Should College Accreditation Be Replaced or Reformed?

By Andrew Gillen | February 25, 2025
  • Accreditation has two main roles. The first is “quality improvement.” This role focuses on helping colleges improve by using peer review to offer suggestions for improvements and to encourage the spread of best practices. The second role is “quality assurance.” This role focuses on holding colleges accountable for the funding they receive from taxpayers.
  • There are a host of different types of problems with accreditation, including ones that are foundational, related to public choice, and operational.
  • Accreditors, universities, think tanks, and governments all routinely express frustration with the system, indicating that most entities that participate or rely on accreditation don’t have faith in it. Analysts are widely critical too, with both progressive and conservative scholars offering remarkably similar critiques. Indeed, the strongest defenses of accreditation are variations of accreditation may be flawed, but the alternatives are even worse.
  • One method of replacing accreditation would be for the federal government to take over the quality assurance role. This idea, most popular among progressives, is based on the notion that having the federal government essentially outsource higher education funding decisions to third parties is unnecessary and undesirable
  • Another replacement for accreditation would be to remove accreditors’ gatekeeping role and rely on the free market to provide quality assurance.
  • There are several reforms short of altogether replacing the current system that could plausibly improve accreditation.

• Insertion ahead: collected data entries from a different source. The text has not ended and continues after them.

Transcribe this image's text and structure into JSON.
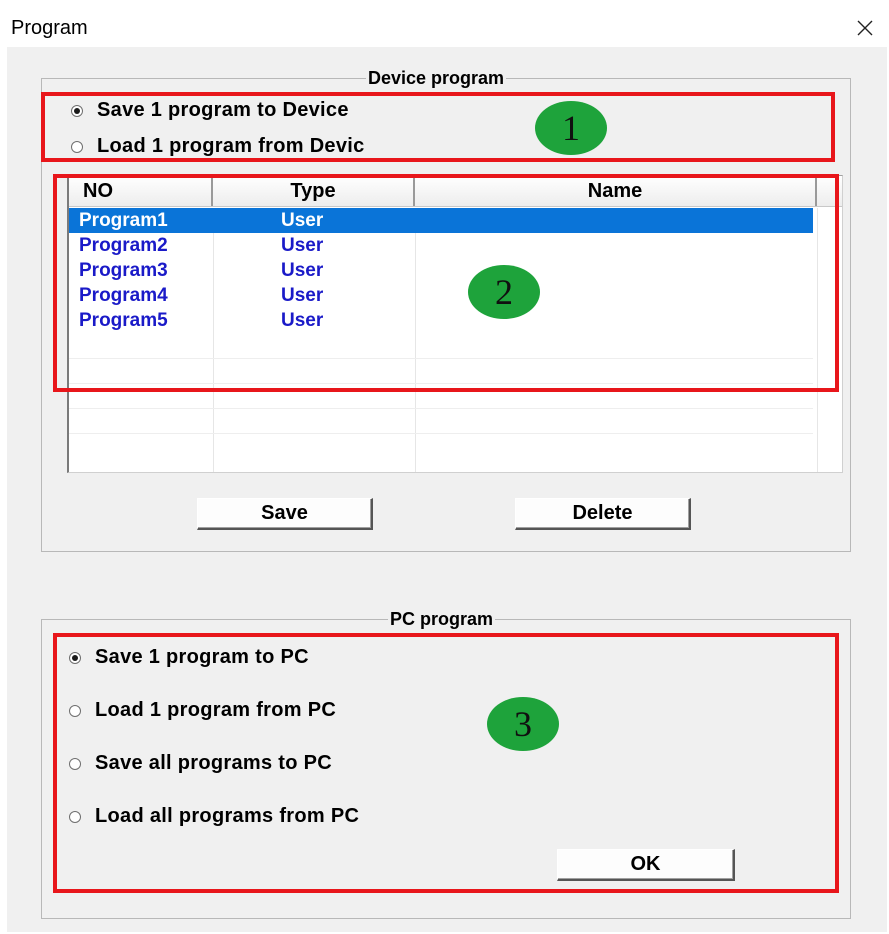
{
  "window": {
    "title": "Program"
  },
  "device_program": {
    "legend": "Device program",
    "options": [
      {
        "label": "Save 1 program to Device",
        "checked": true
      },
      {
        "label": "Load 1 program from Devic",
        "checked": false
      }
    ],
    "list": {
      "columns": [
        "NO",
        "Type",
        "Name"
      ],
      "rows": [
        {
          "no": "Program1",
          "type": "User",
          "name": "",
          "selected": true
        },
        {
          "no": "Program2",
          "type": "User",
          "name": "",
          "selected": false
        },
        {
          "no": "Program3",
          "type": "User",
          "name": "",
          "selected": false
        },
        {
          "no": "Program4",
          "type": "User",
          "name": "",
          "selected": false
        },
        {
          "no": "Program5",
          "type": "User",
          "name": "",
          "selected": false
        }
      ]
    },
    "buttons": {
      "save": "Save",
      "delete": "Delete"
    }
  },
  "pc_program": {
    "legend": "PC program",
    "options": [
      {
        "label": "Save 1 program to PC",
        "checked": true
      },
      {
        "label": "Load 1 program from PC",
        "checked": false
      },
      {
        "label": "Save all programs to PC",
        "checked": false
      },
      {
        "label": "Load all programs from PC",
        "checked": false
      }
    ],
    "ok_label": "OK"
  },
  "annotations": {
    "markers": [
      "1",
      "2",
      "3"
    ],
    "highlight_color": "#e8161b",
    "marker_color": "#1ea33b"
  },
  "colors": {
    "selection": "#0a74d8",
    "list_text": "#1a1ac8",
    "dialog_bg": "#f0f0f0"
  }
}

Note that these reforms focus on improving the quality assurance aspect of accreditation because that is where the public interest overlaps with accreditation. In contrast, the quality improvement role has no public policy implications and should therefore be left to the discretion of colleges and accreditors.

Introduction

On paper, the quality of American higher education is ensured by the program integrity triad, which consists of three legs—certification by the U.S. Department of Education (Department), authorization by a state agency, and accreditation. The conventional wisdom is that the Department evaluates colleges’ financial and administrative capabilities, states oversee consumer protection, and accreditors oversee academic quality.

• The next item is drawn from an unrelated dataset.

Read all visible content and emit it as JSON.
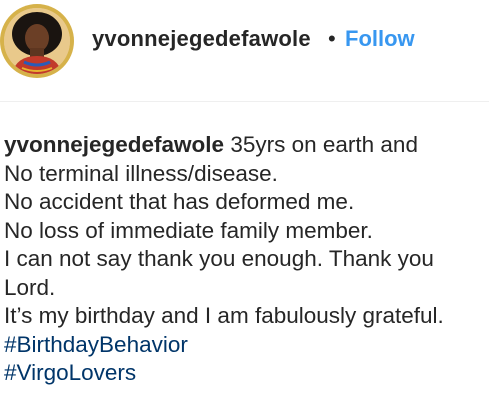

Without the approval of all three legs of the triad, students cannot tap into the more than $100 billion in funding the federal government makes available each year through financial aid programs like Pell grants and student loans. Because students cannot use federal financial aid for a college that is not accredited, accreditors have “gatekeeping” authority over federal spending, and therefore have enormous power within higher education.

Yet there is widespread concern that accreditation is failing to ensure quality. Accreditors, colleges, federal and state governments, students, and parents are frustrated with various aspects of higher education, including accreditation. This paper explores accreditation’s problems and the potential remedies to address these problems, including both potential reforms to accreditation and potential replacements.